Discovering sequential relationships among time series is important to many application domains. In data mining applications, it is often necessary to search within a series database for time series that matches a pre-specified query series. This primitive is needed, for example, for prediction and clustering purposes. Clustering of time series data contributes to the problem of inducing and forming categories (classes) of events. For example the problem of finding trends, seasons and cycles in a sole time series may be approached by finding similar parts (or, segments) of the series itself. Moreover, the identification of time series coherences could be also approached by the identification of similar ordered sub-sequences between the time series. In a cross-series analysis clustering helps to find indications of one series having an economic impact on a further one. Time series express economic phenomena only by virtue of their numeric content. A phenomenon in terms of an economic variable having an impact on a further one can barely be found on the basis of the textual information attached to series. The information on the impact is contained in significant sequences of the numeric values alone.

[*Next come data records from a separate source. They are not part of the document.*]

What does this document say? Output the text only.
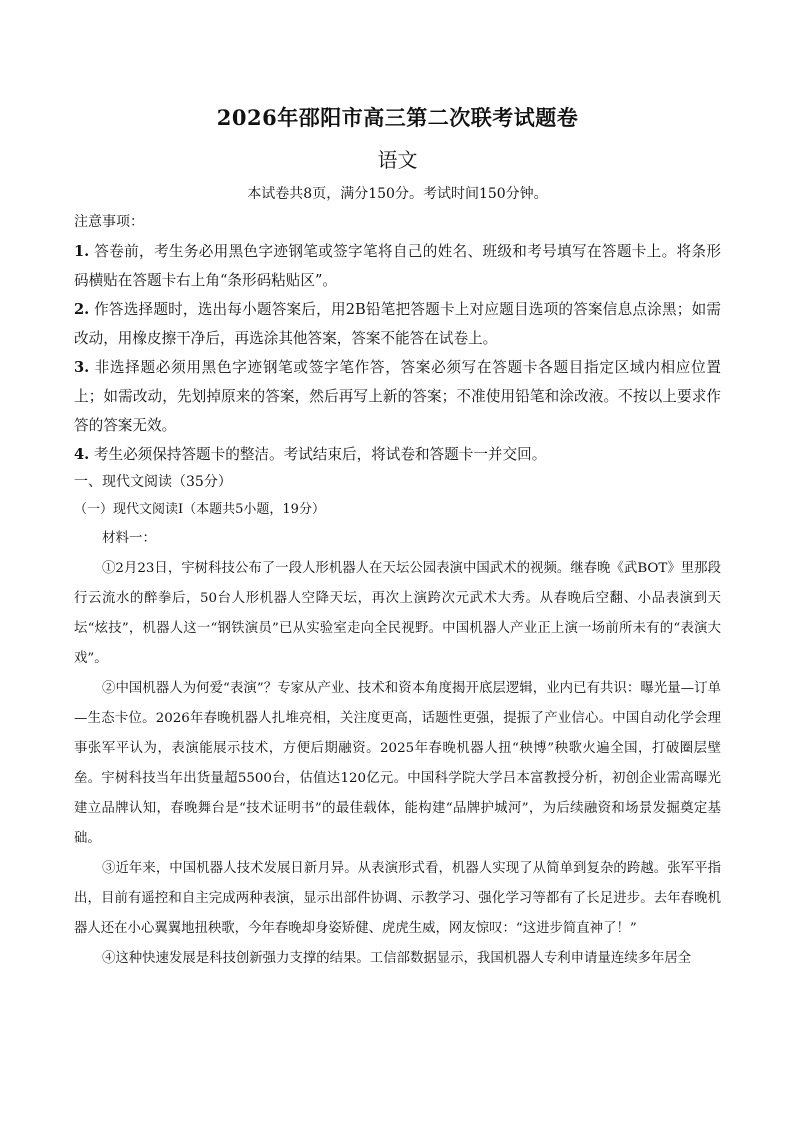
2026年邵阳市高三第二次联考试题卷
语文
本试卷共8页，满分150分。考试时间150分钟。
注意事项：

1. 答卷前，考生务必用黑色字迹钢笔或签字笔将自己的姓名、班级和考号填写在答题卡上。将条形码横贴在答题卡右上角“条形码粘贴区”。

2. 作答选择题时，选出每小题答案后，用2B铅笔把答题卡上对应题目选项的答案信息点涂黑；如需改动，用橡皮擦干净后，再选涂其他答案，答案不能答在试卷上。

3. 非选择题必须用黑色字迹钢笔或签字笔作答，答案必须写在答题卡各题目指定区域内相应位置上；如需改动，先划掉原来的答案，然后再写上新的答案；不准使用铅笔和涂改液。不按以上要求作答的答案无效。

4. 考生必须保持答题卡的整洁。考试结束后，将试卷和答题卡一并交回。

一、现代文阅读（35分）
（一）现代文阅读Ⅰ（本题共5小题，19分）
材料一：

①2月23日，宇树科技公布了一段人形机器人在天坛公园表演中国武术的视频。继春晚《武BOT》里那段行云流水的醉拳后，50台人形机器人空降天坛，再次上演跨次元武术大秀。从春晚后空翻、小品表演到天坛“炫技”，机器人这一“钢铁演员”已从实验室走向全民视野。中国机器人产业正上演一场前所未有的“表演大戏”。

②中国机器人为何爱“表演”？专家从产业、技术和资本角度揭开底层逻辑，业内已有共识：曝光量—订单—生态卡位。2026年春晚机器人扎堆亮相，关注度更高，话题性更强，提振了产业信心。中国自动化学会理事张军平认为，表演能展示技术，方便后期融资。2025年春晚机器人扭“秧博”秧歌火遍全国，打破圈层壁垒。宇树科技当年出货量超5500台，估值达120亿元。中国科学院大学吕本富教授分析，初创企业需高曝光建立品牌认知，春晚舞台是“技术证明书”的最佳载体，能构建“品牌护城河”，为后续融资和场景发掘奠定基础。

③近年来，中国机器人技术发展日新月异。从表演形式看，机器人实现了从简单到复杂的跨越。张军平指出，目前有遥控和自主完成两种表演，显示出部件协调、示教学习、强化学习等都有了长足进步。去年春晚机器人还在小心翼翼地扭秧歌，今年春晚却身姿矫健、虎虎生威，网友惊叹：“这进步简直神了！”

④这种快速发展是科技创新强力支撑的结果。工信部数据显示，我国机器人专利申请量连续多年居全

The tool developed by Forth help to discover this coherence information buried in numeric data. The main concern of the undertaken work was to specify ways to integrate time series coherences with coherent text-reference collections, both stored in the IRAIA database server. The final prototype (components for time series similarity assessment and clustering) is built in the Java environment in order to achieve high degree of interoperability. The decision made within the IRAIA consortium was that the system is to reside at the server-side of the IRAIA system. A scenario of utilising the MTSD module has as follows:
- The MTSD module runs over the (potentially) recalled time series, and their coherence (similarity with) other time series in the IRAIA database is assessed;
- Experts in the field evaluate the final outcome, and the validated similar time series associations are recorded in the database (the potential of recording clusters of similar/ coherent collections of time series is also possible).